C’est enfin l’Église catholique qui a apporté la caution morale à ce mouvement de contestation. La Conférence épiscopale de Madagascar, par la voix de son vice-président Mgr Jean Pascal Andriantsoavina, a annoncé qu’elle « ne pouvait plus se taire ». Les prélats ont reconnu les efforts déployés par les forces de sécurité — un geste d’équilibre caractéristique de la diplomatie épiscopale. Mais ils ont également déclaré « ne pouvoir rester indifférents face à la réalité douloureuse et aux cas d’homicides survenus ici et là, dont les auteurs restent inconnus ». Ce dernier mot — inconnus, et non désignés — constitue un démenti implicite à la thèse du complot politique. Et leur injonction finale — « que les actions soient plus nombreuses que les paroles, au risque de laisser le mal prendre davantage d’ampleur » — est un avertissement que l’Église, institution parmi les plus respectées de Madagascar, ne formule pas à la légère.

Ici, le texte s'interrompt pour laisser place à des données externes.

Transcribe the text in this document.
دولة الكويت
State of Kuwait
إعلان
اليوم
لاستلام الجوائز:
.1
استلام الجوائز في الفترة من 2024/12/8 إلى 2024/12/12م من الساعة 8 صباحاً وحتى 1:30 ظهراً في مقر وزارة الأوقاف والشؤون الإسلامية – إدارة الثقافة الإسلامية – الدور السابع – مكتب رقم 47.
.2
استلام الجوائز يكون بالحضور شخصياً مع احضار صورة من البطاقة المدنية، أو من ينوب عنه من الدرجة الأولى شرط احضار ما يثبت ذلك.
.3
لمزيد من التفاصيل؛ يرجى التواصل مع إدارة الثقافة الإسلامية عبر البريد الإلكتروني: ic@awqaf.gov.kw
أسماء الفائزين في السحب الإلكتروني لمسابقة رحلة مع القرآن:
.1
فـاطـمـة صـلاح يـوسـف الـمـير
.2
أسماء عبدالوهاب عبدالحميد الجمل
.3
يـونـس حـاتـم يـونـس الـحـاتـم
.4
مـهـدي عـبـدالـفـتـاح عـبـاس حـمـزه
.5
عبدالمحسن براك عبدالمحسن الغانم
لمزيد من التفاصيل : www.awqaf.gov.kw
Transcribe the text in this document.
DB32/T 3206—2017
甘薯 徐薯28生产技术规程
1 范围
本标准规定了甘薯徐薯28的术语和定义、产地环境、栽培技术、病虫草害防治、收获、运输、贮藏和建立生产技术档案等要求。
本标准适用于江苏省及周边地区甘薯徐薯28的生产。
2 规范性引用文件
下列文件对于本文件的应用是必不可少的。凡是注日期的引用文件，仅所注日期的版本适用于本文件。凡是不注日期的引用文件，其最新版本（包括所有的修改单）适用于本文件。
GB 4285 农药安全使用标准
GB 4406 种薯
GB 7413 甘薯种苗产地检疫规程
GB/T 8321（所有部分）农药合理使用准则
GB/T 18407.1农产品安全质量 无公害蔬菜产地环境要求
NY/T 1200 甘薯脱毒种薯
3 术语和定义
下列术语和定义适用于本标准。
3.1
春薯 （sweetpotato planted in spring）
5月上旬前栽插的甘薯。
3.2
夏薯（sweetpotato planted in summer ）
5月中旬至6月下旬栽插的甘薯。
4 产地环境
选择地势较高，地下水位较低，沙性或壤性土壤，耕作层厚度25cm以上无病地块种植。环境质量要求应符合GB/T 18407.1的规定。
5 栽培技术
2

Une junte qui cumule les fronts

Cette convergence de critiques ne surgit pas du néant. Elle est le produit d’une dégradation continue de la relation entre la junte et la société malgache depuis le printemps. Amnesty International avait dressé le constat dès mars : six mois après le coup d’État d’octobre 2025, « la réforme a laissé place à la répression ». Les revendications originelles du mouvement Gen Z — eau, électricité, emploi, lutte contre la corruption — demeuraient sans réponse. Les nouvelles autorités avaient durci la répression en recourant à des « chefs d’accusation vagues tels que l’association de malfaiteurs, les menaces à la sécurité nationale et la déstabilisation » pour réduire au silence militants, opposants et anciens partisans.

Les faits s’accumulent depuis. En avril, six militants de la Gen Z arrêtés en pleine nuit. Le colonel Patrick Rakotomamonjy, officier de la transition lui-même, incarcéré pour complot présumé d’assassinat après avoir dénoncé des faits de corruption. L’ancien ministre Paul Rabary poursuivi sur la base d’échanges WhatsApp. Le député Rajerison, dont l’immunité a été levée pour avoir déposé une requête de destitution constitutionnellement prévue. Et surtout, la Haute Cour constitutionnelle — clef de voûte du système juridique malgache — progressivement neutralisée à coup de pressions judiciaires et de décrets qui ont conduit à en remodeler la composition depuis décembre 2025.

Le 29 juin 2026, lors d’un sommet extraordinaire, la SADC a réaffirmé sa position avec une netteté inédite. Elle a exigé des « réformes inclusives, le retour à l’ordre constitutionnel, la libération des prisonniers politiques, la fin des arrestations arbitraires et la préparation d’élections crédibles ». Elle a également approuvé le déploiement d’un panel d’anciens chefs d’État — conduit par l’ancienne présidente du Malawi Joyce Banda — pour accompagner le processus de transition. L’horloge est posée : référendum constitutionnel prévu en mars 2027, élection présidentielle en octobre 2027. Entre-temps, la concertation nationale, initialement prévue en mai, a été déléguée aux Églises chrétiennes et se fait reporter de mois en mois. La crise criminelle de juillet arrive donc au pire moment pour une junte qui accumule les fronts : une société civile qui reprend la parole, une opposition criminalisée mais toujours vivante, une Église qui hausse le ton, et une communauté internationale qui surveille le calendrier. Ce n’est pas une crise sécuritaire qui menace Madagascar. C’est la somme de tous les problèmes qui ont été créé depuis octobre 2025.